The third Oxford goal, “the clincher” as it will be known will live long in my memory, I can recall the commentary like it was a parable from the Bible. Here it is :

Potter…to Deering……….back to Potter…(ball goes in the net)..OXFORD UNITED ARE BACK IN THE FOOTBALL LEAGUE”.

That right there, created goossebumps on my goosebumps goosebumps. There are few moments in life that you could describe as priceless, this was one. All season you felt something special was happening, but you don’t want to believe in case they let us down again. You keep your spirits down, until that moment when it you finally can go crazy. Like that scene in Scrubs when Carla finally accepts Turk’s proposal, this had the same emotion, that relief, that joy, we know it was always a possibility, but until it was official there was still doubt creeping in our minds.

When that third goal went in, the emotion, the atmosphere... you know what, see it for yourself.

http://www.youtube.com/watch?v=1fvMtHhhr5I&feature=related ( I now think I’ve watched this goal about 347,000 times)

That reaction, that celebration.
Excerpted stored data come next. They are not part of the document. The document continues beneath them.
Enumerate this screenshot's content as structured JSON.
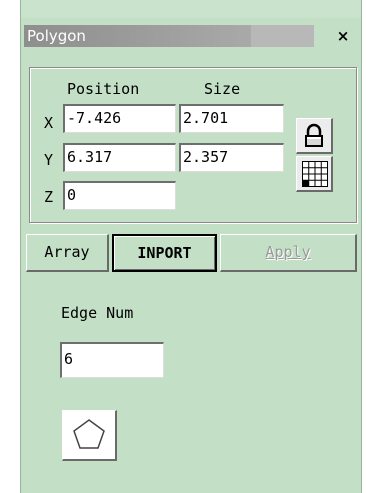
{
  "window": {
    "title": "Polygon",
    "close_label": "×"
  },
  "transform": {
    "position_header": "Position",
    "size_header": "Size",
    "rows": [
      {
        "axis": "X",
        "position": "-7.426",
        "size": "2.701"
      },
      {
        "axis": "Y",
        "position": "6.317",
        "size": "2.357"
      },
      {
        "axis": "Z",
        "position": "0"
      }
    ],
    "icons": [
      "lock-icon",
      "grid-anchor-icon"
    ]
  },
  "actions": {
    "array_label": "Array",
    "inport_label": "INPORT",
    "apply_label": "Apply"
  },
  "edge": {
    "label": "Edge Num",
    "value": "6"
  },
  "shape": {
    "icon": "pentagon-icon"
  },
  "colors": {
    "panel_bg": "#c3e0c7",
    "title_bar": "#8e8e8e",
    "disabled_text": "#9a9a9a"
  }
}
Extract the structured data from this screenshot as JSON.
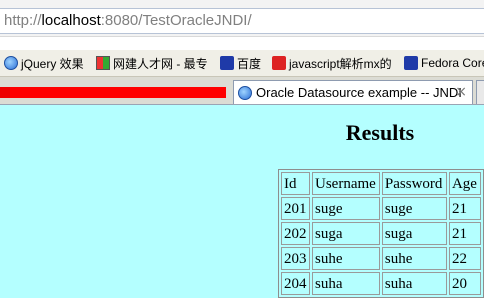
{
  "address_bar": {
    "url_protocol": "http://",
    "url_host": "localhost",
    "url_rest": ":8080/TestOracleJNDI/"
  },
  "bookmarks": [
    {
      "icon": "ie-page-icon",
      "label": "jQuery 效果"
    },
    {
      "icon": "windows-icon",
      "label": "网建人才网 - 最专"
    },
    {
      "icon": "paw-icon",
      "label": "百度"
    },
    {
      "icon": "c-icon",
      "label": "javascript解析mx的"
    },
    {
      "icon": "paw-icon",
      "label": "Fedora Core"
    }
  ],
  "tabs": [
    {
      "title": "Oracle Datasource example -- JNDI",
      "close": "×"
    }
  ],
  "page": {
    "heading": "Results",
    "table": {
      "headers": [
        "Id",
        "Username",
        "Password",
        "Age"
      ],
      "rows": [
        [
          "201",
          "suge",
          "suge",
          "21"
        ],
        [
          "202",
          "suga",
          "suga",
          "21"
        ],
        [
          "203",
          "suhe",
          "suhe",
          "22"
        ],
        [
          "204",
          "suha",
          "suha",
          "20"
        ]
      ]
    }
  },
  "colors": {
    "page_background": "#b4ffff",
    "loading_bar": "#ff0000"
  }
}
That’s what a concoction of joy and relief is. That is what it looks like when you finally escape. It’s how Andy Dusfresne felt when he got out of jail in the “Shawshank Redemption” It’s how I felt at that moment.
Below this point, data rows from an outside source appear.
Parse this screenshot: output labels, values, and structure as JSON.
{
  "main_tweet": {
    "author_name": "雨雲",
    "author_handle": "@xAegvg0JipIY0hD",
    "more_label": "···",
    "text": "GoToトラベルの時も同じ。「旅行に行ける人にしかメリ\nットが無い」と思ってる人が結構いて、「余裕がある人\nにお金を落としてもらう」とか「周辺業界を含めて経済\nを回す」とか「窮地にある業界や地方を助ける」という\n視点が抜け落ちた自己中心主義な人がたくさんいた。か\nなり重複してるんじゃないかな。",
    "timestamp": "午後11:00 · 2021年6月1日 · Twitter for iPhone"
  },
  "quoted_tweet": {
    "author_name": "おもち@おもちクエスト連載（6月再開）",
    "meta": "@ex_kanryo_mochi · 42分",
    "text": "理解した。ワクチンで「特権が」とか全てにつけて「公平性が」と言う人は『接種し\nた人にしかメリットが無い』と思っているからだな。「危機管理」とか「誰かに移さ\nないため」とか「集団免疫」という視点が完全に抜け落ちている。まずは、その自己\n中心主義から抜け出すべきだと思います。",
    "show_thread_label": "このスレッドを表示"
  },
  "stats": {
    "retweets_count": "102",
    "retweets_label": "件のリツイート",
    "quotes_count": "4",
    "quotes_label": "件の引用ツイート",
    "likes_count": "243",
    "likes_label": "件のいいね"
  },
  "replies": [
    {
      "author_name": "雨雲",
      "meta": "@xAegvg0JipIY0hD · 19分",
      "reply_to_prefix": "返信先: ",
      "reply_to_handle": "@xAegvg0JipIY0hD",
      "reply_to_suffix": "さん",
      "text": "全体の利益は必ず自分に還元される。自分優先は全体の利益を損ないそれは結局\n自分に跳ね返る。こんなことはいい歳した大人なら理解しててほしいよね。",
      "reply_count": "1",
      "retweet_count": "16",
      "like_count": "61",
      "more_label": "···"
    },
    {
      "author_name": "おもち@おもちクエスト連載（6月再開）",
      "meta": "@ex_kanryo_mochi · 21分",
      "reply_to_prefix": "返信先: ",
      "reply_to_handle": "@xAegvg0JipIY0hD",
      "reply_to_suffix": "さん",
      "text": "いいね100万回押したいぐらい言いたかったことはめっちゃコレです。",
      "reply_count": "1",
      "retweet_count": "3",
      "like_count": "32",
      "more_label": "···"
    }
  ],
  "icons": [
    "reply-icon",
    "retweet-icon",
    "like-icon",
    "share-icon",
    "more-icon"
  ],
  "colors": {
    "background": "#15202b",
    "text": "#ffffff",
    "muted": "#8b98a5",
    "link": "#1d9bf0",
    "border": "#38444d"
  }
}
It’s how a lot of people felt, the next few weeks every time I saw one of my friends, they would say, let’s watch “the Wembley goals”. My Dad was always re-watching them as well, and when I pointed out how many times he’s watched them over about 2 weeks later, his reply summarised the whole point of this article. “There timeless” Moments like that are timeless, moments like that are what you will talk about in the pub in 30 years. Moments like that are why we devote our time to our teams, why we pay hard earned money, because every now and then, they make it worth our while, and give us our fix we wanted, a fix that keeps us addicted and coming back for more.